Abigail Vroegindewey -

My machine is very noisy when I turn on the pump for brewing coffee. I am thinking that this is pump failure. Also, any way to check pump pressure and temperature on the unit? Thank you.

Andrew -

ask.us.for.parts@gmail.com

Gerry Wright -

What is the part number for the o ring thats between the Group Head and the Boiler? Its in step 10 the orange O ring on the top of the Group Head.

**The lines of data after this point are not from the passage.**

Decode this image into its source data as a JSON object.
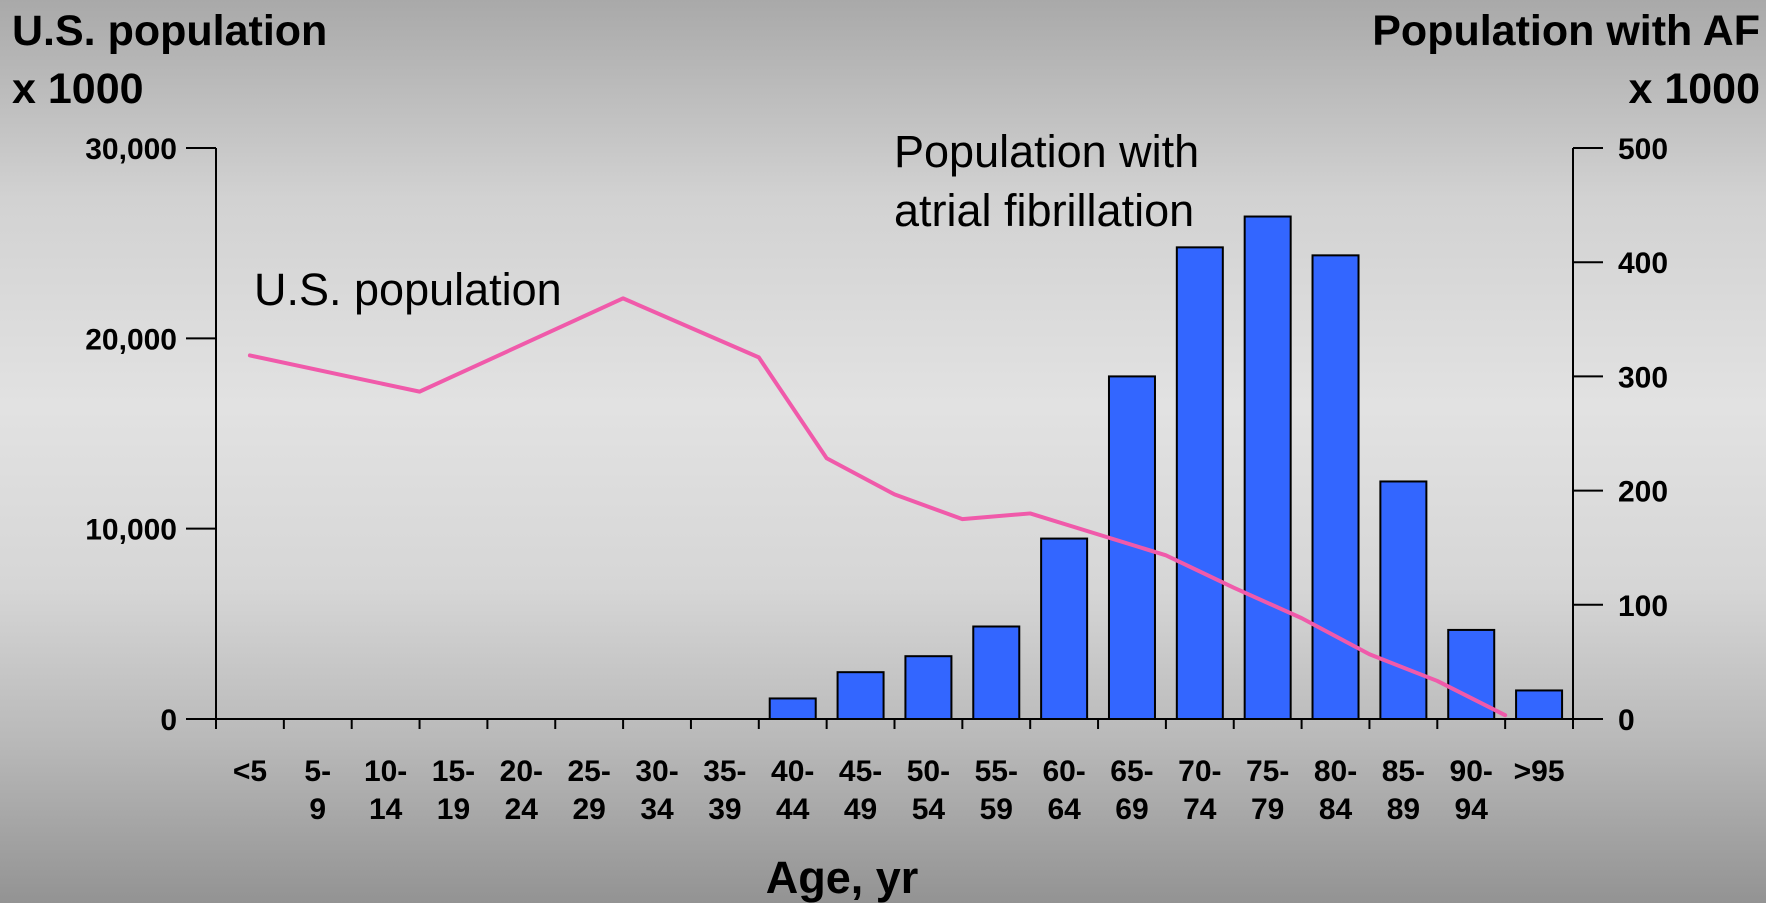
{
  "chart_data": {
    "type": "bar",
    "left_axis_title": [
      "U.S. population",
      "x 1000"
    ],
    "right_axis_title": [
      "Population with AF",
      "x 1000"
    ],
    "xlabel": "Age, yr",
    "categories": [
      [
        "<5"
      ],
      [
        "5-",
        "9"
      ],
      [
        "10-",
        "14"
      ],
      [
        "15-",
        "19"
      ],
      [
        "20-",
        "24"
      ],
      [
        "25-",
        "29"
      ],
      [
        "30-",
        "34"
      ],
      [
        "35-",
        "39"
      ],
      [
        "40-",
        "44"
      ],
      [
        "45-",
        "49"
      ],
      [
        "50-",
        "54"
      ],
      [
        "55-",
        "59"
      ],
      [
        "60-",
        "64"
      ],
      [
        "65-",
        "69"
      ],
      [
        "70-",
        "74"
      ],
      [
        "75-",
        "79"
      ],
      [
        "80-",
        "84"
      ],
      [
        "85-",
        "89"
      ],
      [
        "90-",
        "94"
      ],
      [
        ">95"
      ]
    ],
    "left_axis": {
      "min": 0,
      "max": 30000,
      "ticks": [
        0,
        10000,
        20000,
        30000
      ],
      "tick_labels": [
        "0",
        "10,000",
        "20,000",
        "30,000"
      ]
    },
    "right_axis": {
      "min": 0,
      "max": 500,
      "ticks": [
        0,
        100,
        200,
        300,
        400,
        500
      ],
      "tick_labels": [
        "0",
        "100",
        "200",
        "300",
        "400",
        "500"
      ]
    },
    "series": [
      {
        "name": "Population with atrial fibrillation",
        "kind": "bar",
        "axis": "right",
        "color": "#3366ff",
        "values": [
          0,
          0,
          0,
          0,
          0,
          0,
          0,
          0,
          18,
          41,
          55,
          81,
          158,
          300,
          413,
          440,
          406,
          208,
          78,
          25
        ]
      },
      {
        "name": "U.S. population",
        "kind": "line",
        "axis": "left",
        "color": "#f05aaa",
        "points": [
          [
            0.5,
            19100
          ],
          [
            3.0,
            17200
          ],
          [
            6.0,
            22100
          ],
          [
            8.0,
            19000
          ],
          [
            9.0,
            13700
          ],
          [
            10.0,
            11800
          ],
          [
            11.0,
            10500
          ],
          [
            12.0,
            10800
          ],
          [
            13.0,
            9700
          ],
          [
            14.0,
            8600
          ],
          [
            15.0,
            6900
          ],
          [
            16.0,
            5300
          ],
          [
            17.0,
            3400
          ],
          [
            18.0,
            2000
          ],
          [
            19.0,
            200
          ]
        ]
      }
    ],
    "annotations": {
      "line_label": "U.S. population",
      "bar_label": [
        "Population with",
        "atrial fibrillation"
      ]
    },
    "grid": false,
    "legend": "none"
  }
}
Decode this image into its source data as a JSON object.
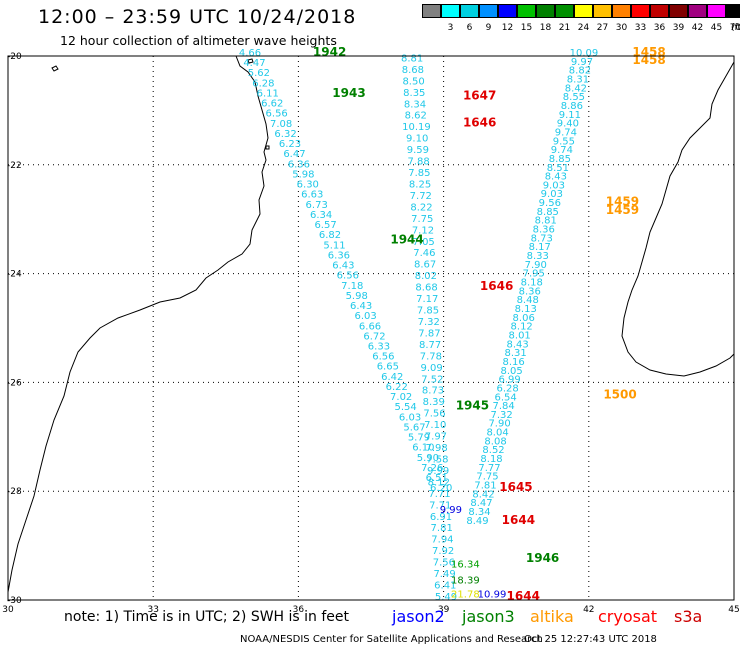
{
  "header": {
    "title": "12:00 – 23:59 UTC 10/24/2018",
    "subtitle": "12 hour collection of altimeter wave heights"
  },
  "color_scale": {
    "unit": "(ft)",
    "bins": [
      {
        "label": "",
        "color": "#808080"
      },
      {
        "label": "3",
        "color": "#00ffff"
      },
      {
        "label": "6",
        "color": "#00d0e0"
      },
      {
        "label": "9",
        "color": "#0090ff"
      },
      {
        "label": "12",
        "color": "#0000ff"
      },
      {
        "label": "15",
        "color": "#00c000"
      },
      {
        "label": "18",
        "color": "#008000"
      },
      {
        "label": "21",
        "color": "#009000"
      },
      {
        "label": "24",
        "color": "#ffff00"
      },
      {
        "label": "27",
        "color": "#ffc000"
      },
      {
        "label": "30",
        "color": "#ff8000"
      },
      {
        "label": "33",
        "color": "#ff0000"
      },
      {
        "label": "36",
        "color": "#c00000"
      },
      {
        "label": "39",
        "color": "#800000"
      },
      {
        "label": "42",
        "color": "#a00080"
      },
      {
        "label": "45",
        "color": "#ff00ff"
      },
      {
        "label": "70",
        "color": "#000000"
      }
    ]
  },
  "map": {
    "lon_range": [
      30,
      45
    ],
    "lat_range": [
      -30,
      -20
    ],
    "lon_ticks": [
      "30",
      "33",
      "36",
      "39",
      "42",
      "45"
    ],
    "lat_ticks": [
      "-20",
      "-22",
      "-24",
      "-26",
      "-28",
      "-30"
    ],
    "grid": "dotted"
  },
  "tracks": [
    {
      "name": "cyan-track-west",
      "color": "#20c8e8",
      "values": [
        "4.66",
        "4.47",
        "5.62",
        "6.28",
        "6.11",
        "6.62",
        "6.56",
        "7.08",
        "6.32",
        "6.23",
        "6.47",
        "6.36",
        "5.98",
        "6.30",
        "6.63",
        "6.73",
        "6.34",
        "6.57",
        "6.82",
        "5.11",
        "6.36",
        "6.43",
        "6.56",
        "7.18",
        "5.98",
        "6.43",
        "6.03",
        "6.66",
        "6.72",
        "6.33",
        "6.56",
        "6.65",
        "6.42",
        "6.22",
        "7.02",
        "5.54",
        "6.03",
        "5.67",
        "5.79",
        "6.10",
        "5.90",
        "7.26",
        "6.51",
        "6.20"
      ]
    },
    {
      "name": "cyan-track-middle",
      "color": "#20c8e8",
      "values": [
        "8.81",
        "8.68",
        "8.50",
        "8.35",
        "8.34",
        "8.62",
        "10.19",
        "9.10",
        "9.59",
        "7.88",
        "7.85",
        "8.25",
        "7.72",
        "8.22",
        "7.75",
        "7.12",
        "7.05",
        "7.46",
        "8.67",
        "8.02",
        "8.68",
        "7.17",
        "7.85",
        "7.32",
        "7.87",
        "8.77",
        "7.78",
        "9.09",
        "7.52",
        "8.73",
        "8.39",
        "7.56",
        "7.10",
        "7.97",
        "7.98",
        "7.58",
        "9.99",
        "8.12",
        "7.71",
        "7.71",
        "6.91",
        "7.81",
        "7.94",
        "7.92",
        "7.56",
        "7.49",
        "6.41",
        "5.49"
      ]
    },
    {
      "name": "cyan-track-east",
      "color": "#20c8e8",
      "values": [
        "10.09",
        "9.97",
        "8.82",
        "8.31",
        "8.42",
        "8.55",
        "8.86",
        "9.11",
        "9.40",
        "9.74",
        "9.55",
        "9.74",
        "8.85",
        "8.51",
        "8.43",
        "9.03",
        "9.03",
        "9.56",
        "8.85",
        "8.81",
        "8.36",
        "8.73",
        "8.17",
        "8.33",
        "7.90",
        "7.95",
        "8.18",
        "8.36",
        "8.48",
        "8.13",
        "8.06",
        "8.12",
        "8.01",
        "8.43",
        "8.31",
        "8.16",
        "8.05",
        "6.99",
        "6.28",
        "6.54",
        "7.84",
        "7.32",
        "7.90",
        "8.04",
        "8.08",
        "8.52",
        "8.18",
        "7.77",
        "7.75",
        "7.81",
        "8.42",
        "8.47",
        "8.34",
        "8.49"
      ]
    }
  ],
  "time_labels": [
    {
      "text": "1942",
      "color": "#008000"
    },
    {
      "text": "1943",
      "color": "#008000"
    },
    {
      "text": "1944",
      "color": "#008000"
    },
    {
      "text": "1945",
      "color": "#008000"
    },
    {
      "text": "1946",
      "color": "#008000"
    },
    {
      "text": "1647",
      "color": "#e00000"
    },
    {
      "text": "1646",
      "color": "#e00000"
    },
    {
      "text": "1646",
      "color": "#e00000"
    },
    {
      "text": "1645",
      "color": "#e00000"
    },
    {
      "text": "1644",
      "color": "#e00000"
    },
    {
      "text": "1644",
      "color": "#e00000"
    },
    {
      "text": "1458",
      "color": "#ff9900"
    },
    {
      "text": "1458",
      "color": "#ff9900"
    },
    {
      "text": "1459",
      "color": "#ff9900"
    },
    {
      "text": "1459",
      "color": "#ff9900"
    },
    {
      "text": "1500",
      "color": "#ff9900"
    }
  ],
  "other_values": [
    {
      "text": "16.34",
      "color": "#00a000"
    },
    {
      "text": "18.39",
      "color": "#008000"
    },
    {
      "text": "21.78",
      "color": "#e0e000"
    },
    {
      "text": "10.99",
      "color": "#0000e0"
    },
    {
      "text": "9.99",
      "color": "#0000e0"
    }
  ],
  "footer": {
    "note": "note:  1) Time is in UTC;  2) SWH is in feet",
    "legend": [
      {
        "text": "jason2",
        "color": "#0000ff"
      },
      {
        "text": "jason3",
        "color": "#008000"
      },
      {
        "text": "altika",
        "color": "#ff9900"
      },
      {
        "text": "cryosat",
        "color": "#ff0000"
      },
      {
        "text": "s3a",
        "color": "#cc0000"
      }
    ],
    "credit": "NOAA/NESDIS Center for Satellite Applications and Research",
    "timestamp": "Oct 25 12:27:43 UTC 2018"
  }
}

Mines leaking from around the outside of the Group Head, when portafilter is not in even.

Price Campbell -

any tricks in removing the boiler hose from the pump after losening the nut (step 4 - picture #1, the nut is loosened however the hose wont come out from the T connector)??

Jerry Huang -

My barista saeco won't turn own. Replaced the switch and check the power cord and that is good. Where do I go next. This was given to me and had not been used in a while. Help please.

Nora Neese -

I’ve read thru the many posts/issues hoping to find a similar issue and a fix. I’ve had my Barista for over 15 years and it worked great until recently. I use ese pods so I’m using the parts necessary to use the pods. Suddenly when I tried to pull a shot, water was falling all over the place presumably from the steam wand. It was hard to actually tell. I’ve cleaned it, de-calc’d it and it works great until I put a pod in it. Any ideas would be appreciated. I’m very attached to this machine!